Bladow recently left the post as chief of staff for U.S. Sen. John Hoeven, R-N.D., and on May 4 took a new position as president of the U.S. Beet Sugar Association, a group that includes the U.S. beet companies, all of which are farmer-owned cooperatives.
Bladow says the COVID-19 pandemic is one of the key issues affecting all of agriculture. She says keeping sugar on the shelf and keeping workers safe are key issues.

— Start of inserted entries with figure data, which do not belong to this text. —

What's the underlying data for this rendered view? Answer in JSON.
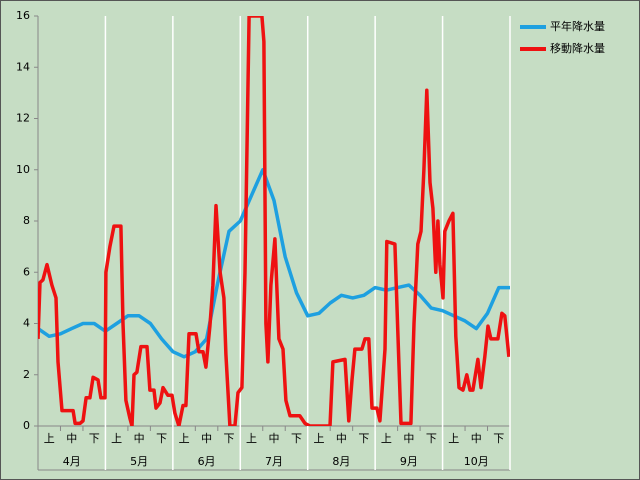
{
  "chart_data": {
    "type": "line",
    "categories": [
      "上",
      "中",
      "下",
      "上",
      "中",
      "下",
      "上",
      "中",
      "下",
      "上",
      "中",
      "下",
      "上",
      "中",
      "下",
      "上",
      "中",
      "下",
      "上",
      "中",
      "下"
    ],
    "groups": [
      "4月",
      "5月",
      "6月",
      "7月",
      "8月",
      "9月",
      "10月"
    ],
    "xlim": [
      0,
      21
    ],
    "ylim": [
      0,
      16
    ],
    "yticks": [
      0,
      2,
      4,
      6,
      8,
      10,
      12,
      14,
      16
    ],
    "legend": "top-right",
    "series": [
      {
        "name": "平年降水量",
        "color": "#1ea0e0",
        "x": [
          0,
          0.5,
          1,
          1.5,
          2,
          2.5,
          3,
          3.5,
          4,
          4.5,
          5,
          5.5,
          6,
          6.5,
          7,
          7.5,
          8,
          8.5,
          9,
          9.5,
          10,
          10.5,
          11,
          11.5,
          12,
          12.5,
          13,
          13.5,
          14,
          14.5,
          15,
          15.5,
          16,
          16.5,
          17,
          17.5,
          18,
          18.5,
          19,
          19.5,
          20,
          20.5,
          21
        ],
        "values": [
          3.8,
          3.5,
          3.6,
          3.8,
          4.0,
          4.0,
          3.7,
          4.0,
          4.3,
          4.3,
          4.0,
          3.4,
          2.9,
          2.7,
          2.9,
          3.4,
          5.6,
          7.6,
          8.0,
          9.0,
          10.0,
          8.8,
          6.6,
          5.2,
          4.3,
          4.4,
          4.8,
          5.1,
          5.0,
          5.1,
          5.4,
          5.3,
          5.4,
          5.5,
          5.1,
          4.6,
          4.5,
          4.3,
          4.1,
          3.8,
          4.4,
          5.4,
          5.4
        ]
      },
      {
        "name": "移動降水量",
        "color": "#ee1111",
        "x": [
          0,
          0.09,
          0.22,
          0.4,
          0.62,
          0.8,
          0.89,
          1.07,
          1.29,
          1.56,
          1.65,
          1.87,
          2.0,
          2.14,
          2.31,
          2.45,
          2.67,
          2.8,
          2.98,
          3.02,
          3.2,
          3.38,
          3.69,
          3.78,
          3.91,
          4.09,
          4.18,
          4.27,
          4.4,
          4.58,
          4.85,
          4.98,
          5.16,
          5.25,
          5.43,
          5.56,
          5.78,
          5.96,
          6.09,
          6.27,
          6.45,
          6.58,
          6.72,
          7.03,
          7.16,
          7.34,
          7.47,
          7.65,
          7.78,
          7.92,
          8.1,
          8.27,
          8.36,
          8.54,
          8.76,
          8.9,
          9.07,
          9.21,
          9.39,
          9.96,
          10.05,
          10.14,
          10.23,
          10.36,
          10.54,
          10.72,
          10.9,
          11.03,
          11.21,
          11.65,
          11.88,
          12.1,
          12.99,
          13.12,
          13.66,
          13.83,
          13.97,
          14.1,
          14.41,
          14.55,
          14.72,
          14.86,
          15.08,
          15.21,
          15.44,
          15.52,
          15.88,
          16.01,
          16.15,
          16.59,
          16.73,
          16.9,
          17.04,
          17.17,
          17.3,
          17.44,
          17.57,
          17.7,
          17.79,
          17.88,
          18.02,
          18.1,
          18.28,
          18.46,
          18.59,
          18.73,
          18.91,
          19.08,
          19.22,
          19.35,
          19.57,
          19.71,
          19.88,
          20.02,
          20.15,
          20.46,
          20.64,
          20.77,
          20.95
        ],
        "values": [
          3.4,
          5.6,
          5.7,
          6.3,
          5.5,
          5.0,
          2.5,
          0.6,
          0.6,
          0.6,
          0.1,
          0.1,
          0.2,
          1.1,
          1.1,
          1.9,
          1.8,
          1.1,
          1.1,
          6.0,
          7.0,
          7.8,
          7.8,
          4.0,
          1.0,
          0.3,
          0.0,
          2.0,
          2.1,
          3.1,
          3.1,
          1.4,
          1.4,
          0.7,
          0.9,
          1.5,
          1.2,
          1.2,
          0.5,
          0.0,
          0.8,
          0.8,
          3.6,
          3.6,
          2.9,
          2.9,
          2.3,
          3.9,
          5.5,
          8.6,
          6.0,
          5.0,
          2.8,
          0.0,
          0.0,
          1.3,
          1.5,
          6.0,
          16,
          16,
          15,
          4.0,
          2.5,
          5.5,
          7.3,
          3.4,
          3.0,
          1.0,
          0.4,
          0.4,
          0.1,
          0.0,
          0.0,
          2.5,
          2.6,
          0.2,
          1.8,
          3.0,
          3.0,
          3.4,
          3.4,
          0.7,
          0.7,
          0.2,
          3.0,
          7.2,
          7.1,
          3.7,
          0.1,
          0.1,
          4.0,
          7.1,
          7.6,
          10.0,
          13.1,
          9.5,
          8.5,
          6.0,
          8.0,
          6.3,
          5.0,
          7.6,
          8.0,
          8.3,
          3.5,
          1.5,
          1.4,
          2.0,
          1.4,
          1.4,
          2.6,
          1.5,
          2.7,
          3.9,
          3.4,
          3.4,
          4.4,
          4.3,
          2.7
        ]
      }
    ]
  }
}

Bladow holds a management communications degree from North Dakota State University. “I knew I wanted to work in agriculture; I wanted to work for a commodity.”
She went to Washington in 2009 and took a job with the Florida, Texas and Hawaii Sugar Cane Growers. She married Shaun Bladow, a college sweetheart who came from Wahpeton, N.D. Shaun went to Washington as an accountant.
In 2011, Cassie went to Hoeven’s staff as a legislative correspondent, and shifted to legislative aide roles in 2012 to 2014, during the farm bill negotiations. In 2015, she went to the U.S. Beet Sugar Association as vice president. She spent three years before returning to Hoeven’s office as chief of staff.
Bladow’s family continues to farm near the town of Warren in northwest Minnesota and still raises sugar beets. Her grandparents, parents, a brother, uncle and cousin all farm in cooperation.
Bladow remembers her growing up years were always involving agriculture. At age 6, she was mowing lawn and cleaning horse stalls. At age 10, she was helping back up farm trucks to augers and leveled gravel where the trucks would come in. As soon as she got a driver's license, she was driving grain carts.
In addition to starting her U.S. Beet Sugar Association job, Cassie and Shaun are expecting their first child at the end of the month. “It’s going to be a busy May,” she says.